Юноша окаменел. Глаза стали стеклянными. Тело потеряло всякую подвижность. Как тряпичная кукла, он мог только смотреть в одну сторону, не моргая и не шевелясь.
- Почему, Эдо?... ты был тем, в ком я нуждался больше всего. Я писал только потому, что ты говорил, что тебе нравится, как я пишу. Скажи мне, Эдо?! – Кано подполз ближе и крепче прежнего ухватился за подол одежд наставника. Но наставник был неумолим.
Эдо прошагал к двери, волоча по полу поверженного и плачущего Кано, пока он всеми правдами-неправдами тщетно пытался ухватиться гэта за половицы, но, естественно, не мог. Кавагути извивался и хватался то за подол, то за ногу. Поверженный ученик цеплялся за пол пальцами, сбитыми от попыток в кровь.
- С меня хватит, - Эдо распахнул настежь дверь. Туманный ночной пейзаж с видом на реку открылся перед жестоким учителем и поверженным учеником. – выметайся. Бери лодку и уплывай вверх по реке. Мне все равно, где ты окажешься. Мне все равно, куда подашься. Но если утром я выйду к побережью, когда рассеется туман, и ты будешь скулить у меня под дверью… - Оба наклонился к Кано, держа в руке осколок бутылки. – я разрежу твою тушку так же, как разрезал нити твоих новелл. Буду убивать тебя до тех пор, пока не прощу за лживые слова, которые ты вытягивал из меня.
Кано крепче вцепился в ногу Эды. Стекло у самого горла его не страшило.
- Эдо, прости, прости, если чем обидел!
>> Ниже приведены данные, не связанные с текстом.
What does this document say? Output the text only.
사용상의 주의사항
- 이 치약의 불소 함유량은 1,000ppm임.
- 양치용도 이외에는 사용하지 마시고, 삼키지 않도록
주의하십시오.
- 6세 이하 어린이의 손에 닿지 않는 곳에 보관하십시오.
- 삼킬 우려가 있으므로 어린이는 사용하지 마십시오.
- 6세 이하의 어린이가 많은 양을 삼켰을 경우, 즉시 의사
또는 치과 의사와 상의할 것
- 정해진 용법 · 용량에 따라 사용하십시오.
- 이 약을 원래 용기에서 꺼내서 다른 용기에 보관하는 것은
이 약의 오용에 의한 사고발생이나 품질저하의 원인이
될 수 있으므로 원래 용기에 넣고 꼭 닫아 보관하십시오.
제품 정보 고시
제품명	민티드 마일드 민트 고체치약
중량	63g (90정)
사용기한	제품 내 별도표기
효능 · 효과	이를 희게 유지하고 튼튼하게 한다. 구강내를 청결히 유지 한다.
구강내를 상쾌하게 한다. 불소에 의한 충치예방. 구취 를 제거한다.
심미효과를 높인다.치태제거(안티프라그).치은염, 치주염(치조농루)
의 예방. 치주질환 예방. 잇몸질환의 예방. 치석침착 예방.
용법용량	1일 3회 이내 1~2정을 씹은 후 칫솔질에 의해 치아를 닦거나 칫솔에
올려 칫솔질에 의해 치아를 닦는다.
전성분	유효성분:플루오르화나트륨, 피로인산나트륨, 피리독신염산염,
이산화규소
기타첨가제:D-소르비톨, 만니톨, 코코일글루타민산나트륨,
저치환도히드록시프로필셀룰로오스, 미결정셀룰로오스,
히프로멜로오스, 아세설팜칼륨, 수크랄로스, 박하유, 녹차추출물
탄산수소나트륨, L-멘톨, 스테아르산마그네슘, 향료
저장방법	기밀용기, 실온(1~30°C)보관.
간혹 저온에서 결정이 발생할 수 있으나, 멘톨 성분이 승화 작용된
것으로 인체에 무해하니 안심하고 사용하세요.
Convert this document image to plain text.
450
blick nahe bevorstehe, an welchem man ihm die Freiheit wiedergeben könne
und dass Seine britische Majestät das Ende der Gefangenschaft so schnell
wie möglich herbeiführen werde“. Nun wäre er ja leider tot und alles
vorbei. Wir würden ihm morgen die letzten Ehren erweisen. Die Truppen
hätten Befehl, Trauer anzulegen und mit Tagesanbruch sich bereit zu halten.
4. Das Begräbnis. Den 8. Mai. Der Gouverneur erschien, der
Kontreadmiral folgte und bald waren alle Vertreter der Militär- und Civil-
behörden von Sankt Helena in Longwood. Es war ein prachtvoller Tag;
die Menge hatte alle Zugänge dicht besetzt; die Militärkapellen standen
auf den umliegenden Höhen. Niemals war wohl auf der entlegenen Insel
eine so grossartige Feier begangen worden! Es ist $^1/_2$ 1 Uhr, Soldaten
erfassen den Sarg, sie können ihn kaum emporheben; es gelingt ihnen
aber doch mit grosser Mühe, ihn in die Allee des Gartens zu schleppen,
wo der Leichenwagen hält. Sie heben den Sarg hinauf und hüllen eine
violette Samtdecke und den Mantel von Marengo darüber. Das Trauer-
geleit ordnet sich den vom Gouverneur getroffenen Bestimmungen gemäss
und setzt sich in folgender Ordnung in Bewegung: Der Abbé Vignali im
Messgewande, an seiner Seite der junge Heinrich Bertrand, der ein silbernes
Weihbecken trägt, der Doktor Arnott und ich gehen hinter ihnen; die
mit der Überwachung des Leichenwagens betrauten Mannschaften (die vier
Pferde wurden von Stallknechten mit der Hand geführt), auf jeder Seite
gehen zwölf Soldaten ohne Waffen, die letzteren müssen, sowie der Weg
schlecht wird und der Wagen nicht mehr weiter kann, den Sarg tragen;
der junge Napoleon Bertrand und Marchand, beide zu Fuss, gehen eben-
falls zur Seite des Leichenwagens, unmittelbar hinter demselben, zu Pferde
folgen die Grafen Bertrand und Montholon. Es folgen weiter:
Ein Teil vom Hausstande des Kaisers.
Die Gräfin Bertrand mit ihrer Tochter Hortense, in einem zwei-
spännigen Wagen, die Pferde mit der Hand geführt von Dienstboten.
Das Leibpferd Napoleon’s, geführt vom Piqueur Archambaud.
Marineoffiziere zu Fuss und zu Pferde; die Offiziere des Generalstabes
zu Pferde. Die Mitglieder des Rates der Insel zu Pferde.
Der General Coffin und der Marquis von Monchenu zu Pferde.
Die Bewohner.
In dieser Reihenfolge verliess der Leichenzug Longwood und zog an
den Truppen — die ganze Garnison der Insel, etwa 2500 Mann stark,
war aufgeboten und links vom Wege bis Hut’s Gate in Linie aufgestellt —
Эдо, прошу, не выгоняй меня! Давай начнем нашу дружбу заново! Умоляю, кроме тебя, я больше никому ни в мире живых, ни в мире мертвых больше не нужен! Без тебя я ни на что не годен! – Кавагути кричал без отдыху, он цеплялся за призрачную, каким-то образом уцелевшую надежду – за Обу. – я стану лучше, я научусь писать! Я стану достоин того, чтобы держаться рядом! Прошу, Оба, давай поговорим еще хоть раз!
Оба цыкнул сквозь зубы и отпнул Кано так, что тот куборем скатился по крыльцу и весь испачкался в мокрой земле, которую омывала река. Сквозь гаснувший в слезах мир, исчезающие в тумане очертания, Кавагути видел, как в ночном мраке перед ним захлопнулась дверь. И в свете ее исчезла последняя надежда, ради которой он лишил себя жизни.
Кано остался один. Снова. Наедине с холодными камнями, лодкой, веслом… и канатом, за который цеплялась лодочка, чтобы не исчезнуть за горизонтом, уносимой рекой в тумане… чтобы держаться на плаву.
- И даже мой наставник… - Кано заметил, как слабый свет окна исчез за занавеской. Тьма полностью захватила берег. – даже другу я противен. Теперь я остался один.
Кавагути никак не мог отдышаться и перестать всхлипывать, хватаясь то за сердце, то за голову.
- Нет. Я всегда был один.
Юноша разулся и оставил на берегу гэта. Как зачарованный, глядя за пределы спокойной реки. Он уже не знал, что ему делать. Зато руки и изнывающая от слов-хлыстов душа знали.
Лодка медленно отчалила.
Туман сгущался. «Суденышко» исчезло за далеким горизонтом.
Вслед за лодочкой неторопливо, с камнем в руках и на сердце, с комом в горле и петлей на шее… незримо исчез за туманом и Кано.
4
Эдо улыбался и плакал. Он топил печали в сакэ, пока алкоголь не закончился. Очередная бутылка.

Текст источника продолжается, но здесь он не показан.